Smiling to keep up a facade is self-deceiving and only delays the inevitable. While sometimes we need to smile our way through a tough spot, constantly divorcing yourself from your true feelings does more psychological harm than good.
#2. It leads to unrealistic beliefs
Conventional wisdom suggests the more people smile, the more positive they feel, and that positive feelings enhance well-being.
Challenging this popular belief, an article published in the Journal of Experimental Social Psychology found that frequent smiling may, in fact, backfire. It is not the act of smiling itself that increases happiness or well-being, but the interpretation of the smile as a reflection of happiness that holds more weight.
To put simply, the belief “I am happy because I smile” can be counterproductive as opposed to “I smile because I am happy.”
Other unhelpful beliefs that can lead to unrealistic expectations and jeopardize well-being are:
“I am invincible, nothing hurts me” versus “I am strong enough to overcome this obstacle.”
“My life is just perfect” versus “I am happy where I currently am and I will work toward making a better life for myself.”
“I am the most beautiful among my friends” versus “I love the way I look and enjoy making an effort on my appearance.”
Affirmations that don’t align with one’s internal values can lead to added resistance, creating complacency and reduced accountability for one’s own happiness.
#3. It gives an untrue impression
In the quest to convince yourself of your happiness, you also inevitably give the same impression to friends and loved ones, which prompts them to treat you in a particular manner.
While a positive self-representation can definitely encourage a more positive outlook, an honest self-representation returns on one’s need for social support.
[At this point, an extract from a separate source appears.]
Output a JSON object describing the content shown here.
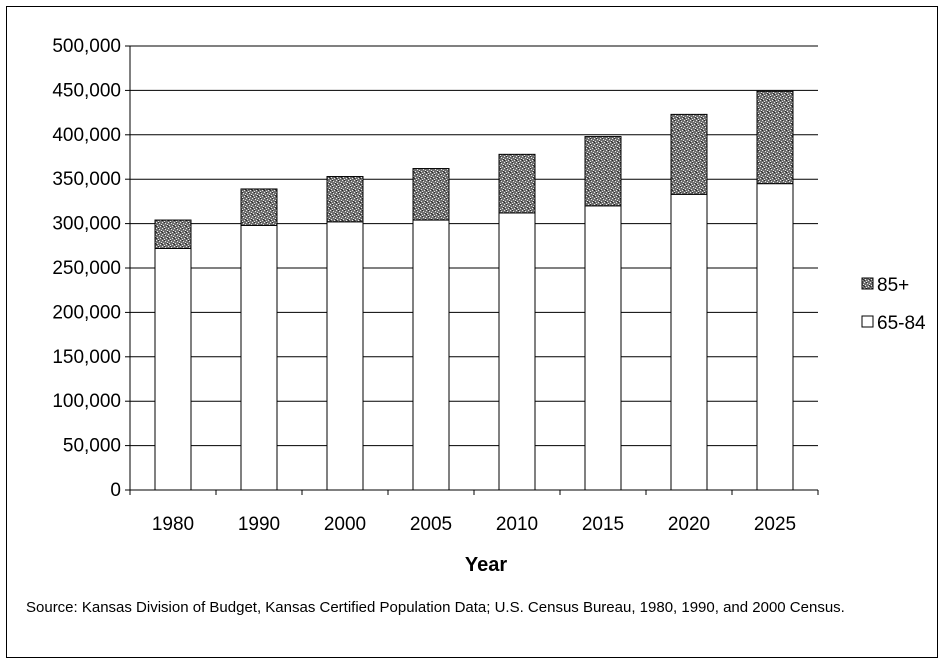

Studying the online behavior of individuals on Facebook, researchers found that genuine self-disclosure plays an important role in signaling one’s need for social support.
“While hiding behind a smiling Facebook mask, one may still feel happy,” states the lead author of the study, psychologist Junghyun Kim. “Such happiness, however, may not be rooted in meaningful social support provided by Facebook friends.”
Continuously feigning happiness and positivity can lead to a misrepresentation of your true emotional state. This can cause emotional confusion, and it can influence others to interact with you in unhelpful ways. Most importantly, it can get in the way of you getting the mental health help and support you need.